ところが今も昔も、み言葉自体、つまり本質ではなく余計な事柄ばかりに目が向き、詮索したがる輩も多いのである。「こやつはナザレのイエスではないか、ヨセフの息子だ、大工の子だ、もし救い主なら証拠を見せよ」。主イエスがキリスト、救い主であるとは、み言葉より他に、確かめる術はない、外見や、生まれ育ち、ましてや癒しや奇跡のわざすらも、証明ではない。み言葉がすべてなのである。それを見ることなしに、聴くことなしに、主イエスが誰かを言うことはできない。あなたはこの方を誰というのか。

サルもまた、強い者、有力な者に尻尾を振り、味方に付こうとする輩がいるかと思えば、怒り憤る者の前に身を乗り出して、その顔とじっと見つめてなだめようとする者もいる。それぞれ目の前の存在を、それぞれに受け止めて日々の営みを生きている。この世の中は、強い者、有力な者の思い通り、計画通りには決してなって行かないのである。自分自身の人生すらも、思い通りにはならず、上り坂、降り坂、まさかの坂を辿らねばならないのである。目の前に立ち現れてくる出来事を、どう受け止めるのか。

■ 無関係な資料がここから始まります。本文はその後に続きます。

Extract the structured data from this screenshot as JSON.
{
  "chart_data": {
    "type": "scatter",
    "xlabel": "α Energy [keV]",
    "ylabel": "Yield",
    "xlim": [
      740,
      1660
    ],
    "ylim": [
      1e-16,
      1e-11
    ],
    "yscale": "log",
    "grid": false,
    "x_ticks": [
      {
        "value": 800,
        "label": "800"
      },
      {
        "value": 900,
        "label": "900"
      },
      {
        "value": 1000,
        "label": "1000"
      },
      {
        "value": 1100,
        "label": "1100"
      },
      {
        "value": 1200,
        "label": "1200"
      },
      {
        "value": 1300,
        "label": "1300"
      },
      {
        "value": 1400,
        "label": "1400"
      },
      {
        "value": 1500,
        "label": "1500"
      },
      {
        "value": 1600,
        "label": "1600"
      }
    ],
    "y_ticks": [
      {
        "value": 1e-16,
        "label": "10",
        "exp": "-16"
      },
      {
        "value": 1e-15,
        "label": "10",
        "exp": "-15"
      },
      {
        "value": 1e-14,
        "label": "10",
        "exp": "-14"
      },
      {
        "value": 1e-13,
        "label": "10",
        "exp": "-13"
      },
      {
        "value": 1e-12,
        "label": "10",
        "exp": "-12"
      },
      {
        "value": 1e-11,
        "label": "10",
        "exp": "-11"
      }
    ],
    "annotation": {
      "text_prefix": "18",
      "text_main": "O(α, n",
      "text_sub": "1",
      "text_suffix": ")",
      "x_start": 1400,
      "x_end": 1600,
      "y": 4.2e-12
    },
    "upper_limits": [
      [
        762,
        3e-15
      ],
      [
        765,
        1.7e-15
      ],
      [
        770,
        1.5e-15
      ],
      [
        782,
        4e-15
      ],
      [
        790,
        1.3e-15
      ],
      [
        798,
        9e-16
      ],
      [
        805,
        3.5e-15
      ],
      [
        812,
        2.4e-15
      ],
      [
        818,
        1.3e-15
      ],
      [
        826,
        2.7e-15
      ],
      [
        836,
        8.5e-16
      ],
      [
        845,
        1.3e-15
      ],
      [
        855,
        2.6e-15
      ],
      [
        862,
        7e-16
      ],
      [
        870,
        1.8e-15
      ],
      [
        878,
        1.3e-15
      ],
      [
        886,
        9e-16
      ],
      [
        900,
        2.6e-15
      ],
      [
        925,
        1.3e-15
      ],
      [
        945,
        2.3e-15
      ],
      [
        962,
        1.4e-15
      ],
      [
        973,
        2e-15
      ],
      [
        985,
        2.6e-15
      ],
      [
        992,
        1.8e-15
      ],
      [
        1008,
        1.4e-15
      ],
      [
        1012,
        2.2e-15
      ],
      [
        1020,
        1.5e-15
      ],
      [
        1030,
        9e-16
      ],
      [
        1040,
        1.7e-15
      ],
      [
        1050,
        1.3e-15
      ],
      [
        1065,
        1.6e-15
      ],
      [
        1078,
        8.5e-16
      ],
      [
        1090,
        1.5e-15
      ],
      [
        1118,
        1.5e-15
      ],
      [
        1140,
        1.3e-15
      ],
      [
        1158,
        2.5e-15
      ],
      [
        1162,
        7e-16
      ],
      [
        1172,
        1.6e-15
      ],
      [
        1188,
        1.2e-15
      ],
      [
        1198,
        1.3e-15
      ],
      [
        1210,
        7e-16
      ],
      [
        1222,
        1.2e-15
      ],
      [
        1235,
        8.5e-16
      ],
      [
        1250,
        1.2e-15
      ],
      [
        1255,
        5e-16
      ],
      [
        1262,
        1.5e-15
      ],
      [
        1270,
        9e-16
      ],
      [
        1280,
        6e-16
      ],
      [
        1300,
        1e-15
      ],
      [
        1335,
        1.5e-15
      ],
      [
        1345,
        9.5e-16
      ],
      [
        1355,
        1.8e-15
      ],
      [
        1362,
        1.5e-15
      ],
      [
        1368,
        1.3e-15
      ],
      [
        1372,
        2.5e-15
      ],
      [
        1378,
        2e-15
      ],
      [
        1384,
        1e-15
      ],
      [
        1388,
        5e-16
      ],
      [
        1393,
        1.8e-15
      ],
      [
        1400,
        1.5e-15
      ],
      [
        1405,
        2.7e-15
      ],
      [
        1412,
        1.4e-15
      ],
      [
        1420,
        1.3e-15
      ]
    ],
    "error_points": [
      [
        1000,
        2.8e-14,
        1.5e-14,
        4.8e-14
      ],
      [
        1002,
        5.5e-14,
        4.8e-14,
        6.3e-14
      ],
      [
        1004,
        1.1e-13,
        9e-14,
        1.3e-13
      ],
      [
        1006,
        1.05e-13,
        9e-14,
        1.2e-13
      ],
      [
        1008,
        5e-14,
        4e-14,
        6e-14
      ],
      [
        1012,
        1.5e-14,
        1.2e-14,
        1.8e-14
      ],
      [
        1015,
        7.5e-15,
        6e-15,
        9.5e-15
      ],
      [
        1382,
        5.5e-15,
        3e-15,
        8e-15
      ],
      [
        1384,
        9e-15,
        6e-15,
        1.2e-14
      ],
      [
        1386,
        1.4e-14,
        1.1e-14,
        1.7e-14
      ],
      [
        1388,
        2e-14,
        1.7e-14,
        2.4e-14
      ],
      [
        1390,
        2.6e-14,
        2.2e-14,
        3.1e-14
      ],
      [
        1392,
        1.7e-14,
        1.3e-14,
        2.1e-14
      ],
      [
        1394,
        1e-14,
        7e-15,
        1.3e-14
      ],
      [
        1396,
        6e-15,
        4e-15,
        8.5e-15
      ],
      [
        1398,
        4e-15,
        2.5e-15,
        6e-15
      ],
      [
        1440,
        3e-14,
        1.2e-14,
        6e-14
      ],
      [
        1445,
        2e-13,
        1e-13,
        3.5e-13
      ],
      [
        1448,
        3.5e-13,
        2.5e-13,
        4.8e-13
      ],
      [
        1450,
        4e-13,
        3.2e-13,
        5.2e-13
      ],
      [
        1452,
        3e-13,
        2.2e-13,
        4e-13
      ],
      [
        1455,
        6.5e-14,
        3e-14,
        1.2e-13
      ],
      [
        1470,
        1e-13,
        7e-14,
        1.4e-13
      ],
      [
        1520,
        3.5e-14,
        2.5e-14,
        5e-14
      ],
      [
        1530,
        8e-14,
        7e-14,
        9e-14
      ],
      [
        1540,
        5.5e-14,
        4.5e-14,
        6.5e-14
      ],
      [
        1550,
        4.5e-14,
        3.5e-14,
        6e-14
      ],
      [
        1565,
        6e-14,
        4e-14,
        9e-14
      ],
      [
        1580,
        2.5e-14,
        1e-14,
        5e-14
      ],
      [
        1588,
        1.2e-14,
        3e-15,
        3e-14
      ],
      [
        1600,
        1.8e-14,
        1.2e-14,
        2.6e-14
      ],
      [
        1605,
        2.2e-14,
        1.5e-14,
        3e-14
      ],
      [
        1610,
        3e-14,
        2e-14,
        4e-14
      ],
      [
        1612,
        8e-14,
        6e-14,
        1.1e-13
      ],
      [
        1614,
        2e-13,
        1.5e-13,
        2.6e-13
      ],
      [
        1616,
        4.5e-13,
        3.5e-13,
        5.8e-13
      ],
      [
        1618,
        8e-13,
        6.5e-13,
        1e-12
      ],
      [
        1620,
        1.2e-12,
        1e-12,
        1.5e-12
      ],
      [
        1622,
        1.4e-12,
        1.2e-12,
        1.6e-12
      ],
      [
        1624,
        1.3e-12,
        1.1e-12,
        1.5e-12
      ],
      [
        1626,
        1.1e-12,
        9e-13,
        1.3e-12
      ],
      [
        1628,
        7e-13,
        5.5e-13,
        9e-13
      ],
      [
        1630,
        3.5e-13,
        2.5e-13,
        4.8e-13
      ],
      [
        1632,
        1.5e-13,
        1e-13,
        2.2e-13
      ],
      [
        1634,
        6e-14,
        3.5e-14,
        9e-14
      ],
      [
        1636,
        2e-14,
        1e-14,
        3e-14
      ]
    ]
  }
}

病床に臥せながら、またこんな文章を読んだ。俳人の夏井いつき氏が、こんな心構えを書いていた。「何が起こってもひとまず肯定する。起こったことは仕方ない、転んだ事実も変わらない。それで一句できれば得した気分」。その文章のタイトルは、「日々是『肯(こう)』日」であった。

「何が起こってもひとまず肯定」も、ただそれだけを実行しようとするなら、中々に至難の業である。「仕方がない、変わらない」と達観できるならそれに越したことはないが。だからこの俳人は、「それで一句できればもうけもの」、と俳句に事柄をおいかぶせ、委ねるのである。私たちはそこに何を当てはめるだろうか。やはり「そこに主イエスがおられるから、もうけもの」というのが、正直な思いだろう。福音によって、喜びを回復してくださる主が、確かにおられるのである。私にとっても、このことを深く感じさせられた、この年の始まりであった。